This particular concept, in this particular phrasing, has come up twice in my feed recently, so I want to discuss it. This thing - the essentializing of "Y*****" as a *jealous* God above all else, is Christian supremacist antisemitic propaganda, and everyone should stop using it.
Initial side note - I asterisked out the way God is named in this phrase. For me (I know not for every Jew) adding vowels to the English cognate of the tetragrammaton is offensive in a way the English word "God" is not. It's an attempt to speak the name we don't speak.
That is not a coincidence. The use of the pseudo-Hebrew naming ties this concept of God as quintessentially jealous specifically to the *Jewish* God. It's part of the supersessionist assertion that OT God is angry and violent and bad and NT God is loving and kind and good.

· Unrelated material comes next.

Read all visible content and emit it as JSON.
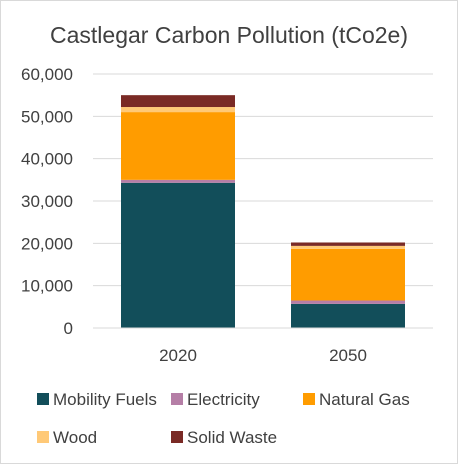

God is described as lots of things in the Torah - loving, forgiving, loyal, protective, powerful - the choice to fixate on "jealous" is an intentional one, designed to erase how Jews *actually* conceive of God and replace it with a caricature that rationalizes Christian supremacy
To that end, it relies on a slanted translation to make that case. A jealous God is not something that is unequivocally in the text and we just deal with it differently. It's a specific translation of the Hebrew word קנא to add negative connotation.
It could also be translated as 'passionate' or 'impassioned'. It's the same word as 'zealous' - and in fact, both 'jealous' and 'zealous' have the same Greek root, 'zelos', which had a generally *positive* connotation of desire and eagerness.
The split into two words, one of which has a negative connotation, is unique to English, and the choice to translate a word that had a generally positive connotation to one with a generally negative connotation is deliberate and malicious.
Do I think the person using it in the quote-tweeted comment is maliciously antisemitic? No, I really don't. But I think it's important to know when the things that we absorb and don't question have malicious roots, so we can start questioning them.